The US Dollar’s mild recovery attempt seen during Friday’s Asian session has been capped at 0.9250, and the pair is giving away gains during the European trading, reaching prices close to the nine-month low of 0.9210.
The Greenback is failing to capitalize on the US Treasury bond’s modest recovery. The US Dollar Index is trading nearly 1% down on the day with the market in a pre-holiday mood on the last trading day of the year.
US macroeconomic data was not particularly Dollar-supportive on Thursday, with the Initial jobless claims up by 9,000 to 225K in the week of December 24 while the continuous claims rose to 1.71M from 1.669M in the same week.
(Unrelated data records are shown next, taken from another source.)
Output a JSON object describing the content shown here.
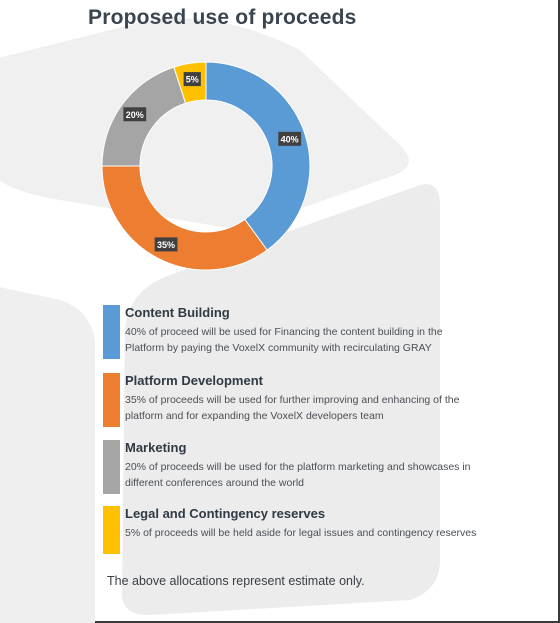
{
  "title": "Proposed use of proceeds",
  "chart_data": {
    "type": "pie",
    "donut": true,
    "categories": [
      "Content Building",
      "Platform Development",
      "Marketing",
      "Legal and Contingency reserves"
    ],
    "values": [
      40,
      35,
      20,
      5
    ],
    "data_labels": [
      "40%",
      "35%",
      "20%",
      "5%"
    ],
    "colors": [
      "#5b9bd5",
      "#ed7d31",
      "#a5a5a5",
      "#ffc000"
    ],
    "title": "Proposed use of proceeds"
  },
  "legend": [
    {
      "heading": "Content Building",
      "description": "40% of proceed will be used for Financing the content building in the Platform by paying the VoxelX community with recirculating GRAY",
      "color": "#5b9bd5"
    },
    {
      "heading": "Platform Development",
      "description": "35% of proceeds will be used for further improving and enhancing of the platform and for expanding the VoxelX developers team",
      "color": "#ed7d31"
    },
    {
      "heading": "Marketing",
      "description": "20% of proceeds will be used for the platform marketing and showcases in different conferences around the world",
      "color": "#a5a5a5"
    },
    {
      "heading": "Legal and Contingency reserves",
      "description": "5% of proceeds will be held aside for legal issues and contingency reserves",
      "color": "#ffc000"
    }
  ],
  "note": "The above allocations represent estimate only."
}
Beyond that, concerns about the global economic impact of the surging COVID-19 infections in China and the rising tensions in Ukraine, whose main cities are suffering one of the worst artillery attacks since the start of the war, are taking a toll on risk appetite.
The pair is set to end 2022 with a minor appreciation, after having retreated nearly 10% over the last quarters.
The USD appreciated sharply in the first half of the year, boosted by the Federal Reserve’s hawkish monetary policy stance, to drop just as quickly over the last quarter on weighed by rising speculation about a potential US recession in 2023 and investors' expectations of a slowdown in the Fed’s rate hike path.